4,8-Bisallyl-2,6-dimethylnaphthalene-1,5-diyl Diacetate

Abstract

4,8-Diallyl-2,6-dimethylnaphthalene-1,5-diyl diacetate (1) which is a highly substituted naphthalene derivative has been synthesized in two steps starting from 2,6-dimethyl-1,5-naphthalenediol (3) using a modified Claisen-rearrangement.

Peri-substituted aromatic compounds [1] such as 1,4,5,8-tetrasubstituted napthalenes are notoriously difficult to synthesize due to the short distance between the peri-positions and in compounds such as 1,4,5,8-tetramethyl naphthalene the methyl groups are interlocking giving rise to restricted rotation [2]. Peri-strain also affects the reactivity of the compounds as for example seen in 4,8-dibromo-1,5-dimethoxynaphthalene, which isomerizes to 2,7-dibromo-1,5-dimethoxy- and finally 2,6-dibromo-1,5-dimethoxynaphthalene upon even short heating in acetic acid [3].

1,4,5,8-tetrasubstituted naphthalenes can serve as staring materials for the synthesis of pyrenes and heterocyclic pyrenes such as dioxapyrenes, which are interesting compounds for conducting radical cation salts. We [4,5,6,7] and other groups [8,9,10,11] have previously reported different methodologies for the synthesis of 1,6-dioxa- and 1,6-dithiapyrenes from naphthalene derivatives and while the 1,6-dithiapyrenes can be synthesized from 1,5-disubstituted naphthalenes through an acid catalyzed ring closure, the synthesis of 1,6-dioxapyrenes requires either 1,2,5,6-tetrasubstituted naphthalenes or 1,4,5,8-tetrasubstituted napthalenes as intermediates.

The Claisen-rearrangement is an efficient method for introducing substitutents ortho to a phenol via the allyl aryl ether, however if the ortho-positions are blocked, the product is the corresponding 4-allyl substituted compound. [12] This led us to consider the double Claisen-rearrangement of 2,6-disubsubstituted bis allyl ethers of 1,5-naphthalenediols as a synthetic route to bisperisubstituted naphthols for subsequent uses for the synthesis of 1,6-dioxapyrenes.

2,6-Dimethyl-1,5-naphthalenediol (3) [4] was alkylated with allyl bromide in DMF with K₂CO₃ as the base to give the crude bisallyl ether (2), which was subjected to a modified Claisen-rearrangement [13] by reflux in a mixture of N,N-diethylaniline and acetic anhydride (Scheme 1). Under these conditions, the highly air sensitive tetrasubstituted naphthalenediol is immediately protected by acetylation to give a stable product, that can be purified without any special precautions.
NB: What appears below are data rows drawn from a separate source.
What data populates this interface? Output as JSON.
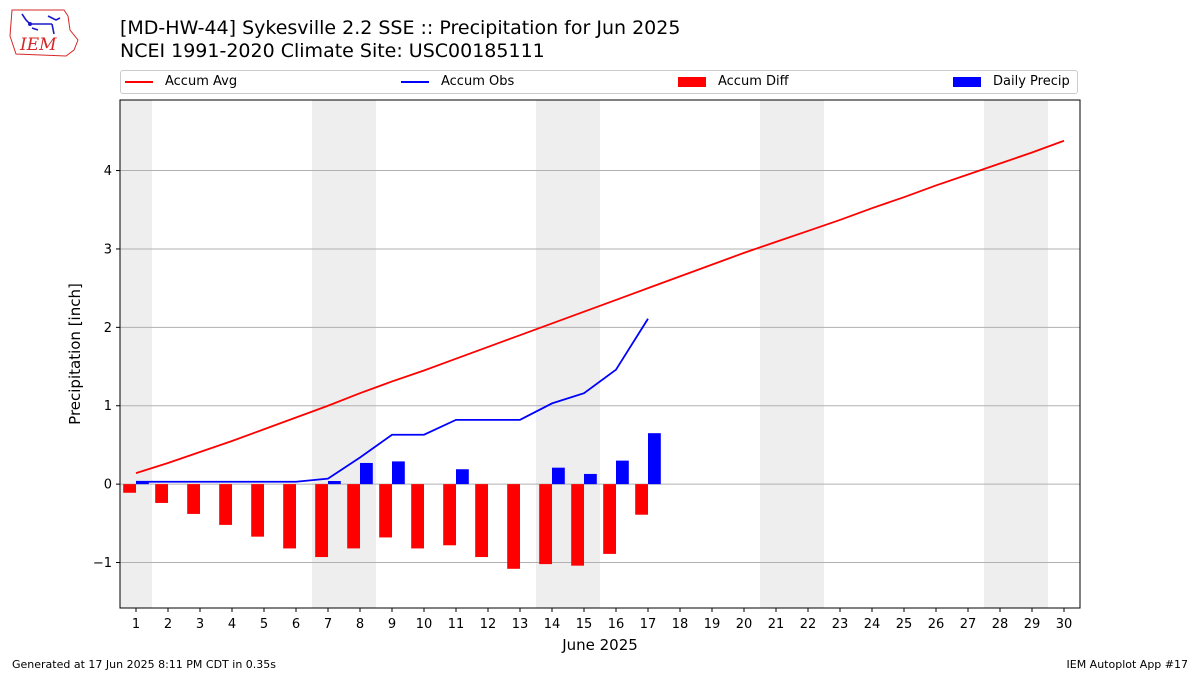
{
  "header": {
    "title_line1": "[MD-HW-44] Sykesville 2.2 SSE :: Precipitation for Jun 2025",
    "title_line2": "NCEI 1991-2020 Climate Site: USC00185111"
  },
  "logo": {
    "text": "IEM",
    "color": "#d62728"
  },
  "footer": {
    "left": "Generated at 17 Jun 2025 8:11 PM CDT in 0.35s",
    "right": "IEM Autoplot App #17"
  },
  "chart_data": {
    "type": "bar",
    "xlabel": "June 2025",
    "ylabel": "Precipitation [inch]",
    "xlim": [
      0.5,
      30.5
    ],
    "ylim": [
      -1.58,
      4.9
    ],
    "x_ticks": [
      1,
      2,
      3,
      4,
      5,
      6,
      7,
      8,
      9,
      10,
      11,
      12,
      13,
      14,
      15,
      16,
      17,
      18,
      19,
      20,
      21,
      22,
      23,
      24,
      25,
      26,
      27,
      28,
      29,
      30
    ],
    "y_ticks": [
      -1,
      0,
      1,
      2,
      3,
      4
    ],
    "grid": "horizontal",
    "legend_position": "top",
    "weekend_shading_days": [
      [
        0.5,
        1.5
      ],
      [
        6.5,
        8.5
      ],
      [
        13.5,
        15.5
      ],
      [
        20.5,
        22.5
      ],
      [
        27.5,
        29.5
      ]
    ],
    "series": [
      {
        "name": "Accum Avg",
        "kind": "line",
        "color": "#ff0000",
        "x": [
          1,
          2,
          3,
          4,
          5,
          6,
          7,
          8,
          9,
          10,
          11,
          12,
          13,
          14,
          15,
          16,
          17,
          18,
          19,
          20,
          21,
          22,
          23,
          24,
          25,
          26,
          27,
          28,
          29,
          30
        ],
        "values": [
          0.14,
          0.27,
          0.41,
          0.55,
          0.7,
          0.85,
          1.0,
          1.16,
          1.31,
          1.45,
          1.6,
          1.75,
          1.9,
          2.05,
          2.2,
          2.35,
          2.5,
          2.65,
          2.8,
          2.95,
          3.09,
          3.23,
          3.37,
          3.52,
          3.66,
          3.81,
          3.95,
          4.09,
          4.23,
          4.38
        ]
      },
      {
        "name": "Accum Obs",
        "kind": "line",
        "color": "#0000ff",
        "x": [
          1,
          2,
          3,
          4,
          5,
          6,
          7,
          8,
          9,
          10,
          11,
          12,
          13,
          14,
          15,
          16,
          17
        ],
        "values": [
          0.03,
          0.03,
          0.03,
          0.03,
          0.03,
          0.03,
          0.07,
          0.34,
          0.63,
          0.63,
          0.82,
          0.82,
          0.82,
          1.03,
          1.16,
          1.46,
          2.11
        ]
      },
      {
        "name": "Accum Diff",
        "kind": "bar",
        "color": "#ff0000",
        "x": [
          1,
          2,
          3,
          4,
          5,
          6,
          7,
          8,
          9,
          10,
          11,
          12,
          13,
          14,
          15,
          16,
          17
        ],
        "values": [
          -0.11,
          -0.24,
          -0.38,
          -0.52,
          -0.67,
          -0.82,
          -0.93,
          -0.82,
          -0.68,
          -0.82,
          -0.78,
          -0.93,
          -1.08,
          -1.02,
          -1.04,
          -0.89,
          -0.39
        ]
      },
      {
        "name": "Daily Precip",
        "kind": "bar",
        "color": "#0000ff",
        "x": [
          1,
          2,
          3,
          4,
          5,
          6,
          7,
          8,
          9,
          10,
          11,
          12,
          13,
          14,
          15,
          16,
          17
        ],
        "values": [
          0.03,
          0,
          0,
          0,
          0,
          0,
          0.04,
          0.27,
          0.29,
          0,
          0.19,
          0,
          0,
          0.21,
          0.13,
          0.3,
          0.65
        ]
      }
    ]
  }
}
4,8-Bisallyl-2,6-dimethylnaphthalene-1,5-diyl diacetate (1)

2,6-Dimethyl-1,5-dihydroxynaphthalene (3) [4] (10.2 g; 0.05 mol) and allyl bromide (10 mL; 14 g; 0.12 mol) was added to a degassed suspension of dry K₂CO₃ (0.15 mol) in DMF (50 mL). The mixture was stirred at 20 °C under N₂ overnight. The reaction mixture was poured into water (500 mL) and extracted with diethyl ether (100 mL). The organic phase was dried over MgSO₄, filtered and concentrated in vacuo. The crude bis(allyl ether) was dissolved in a mixture of N,N-diethyl aniline (50 mL) and acetic anhydride (20 mL) and refluxed under N₂ for 3 days (200–210 °C). The product separated upon cooling to room temperature was isolated by filtration, washed with petroleums ether (Bp. 35 °C) until free of N,N-diethyl aniline and acetic acid and air dried to give (1) as an off-white powder.

Yield: 9.6 g (55%).

An analytical sample was crystallized from EtOH. Mp. 166–168 °C.

Calcd. for C₂₂H₂₄O₄, C, 74.98; H, 6.86. Found: C, 74.56; H, 6.70.

¹H-NMR (500 MHz; CDCl₃): δ 7.08 (s, 2 H); 6.07 (m; 2H); 5.03 (m; 2H); 4.92 (m; 2H); 3.78 (m, 4H); 2.30 (s, 6H); 2.13 (s, 6H).

¹³C-NMR (125 MHz; CDCl₃): δ 168.9; 143.9; 137.7; 132.5; 132.1; 127.4; 126.9; 116.2; 40.3; 21.5; 16.7.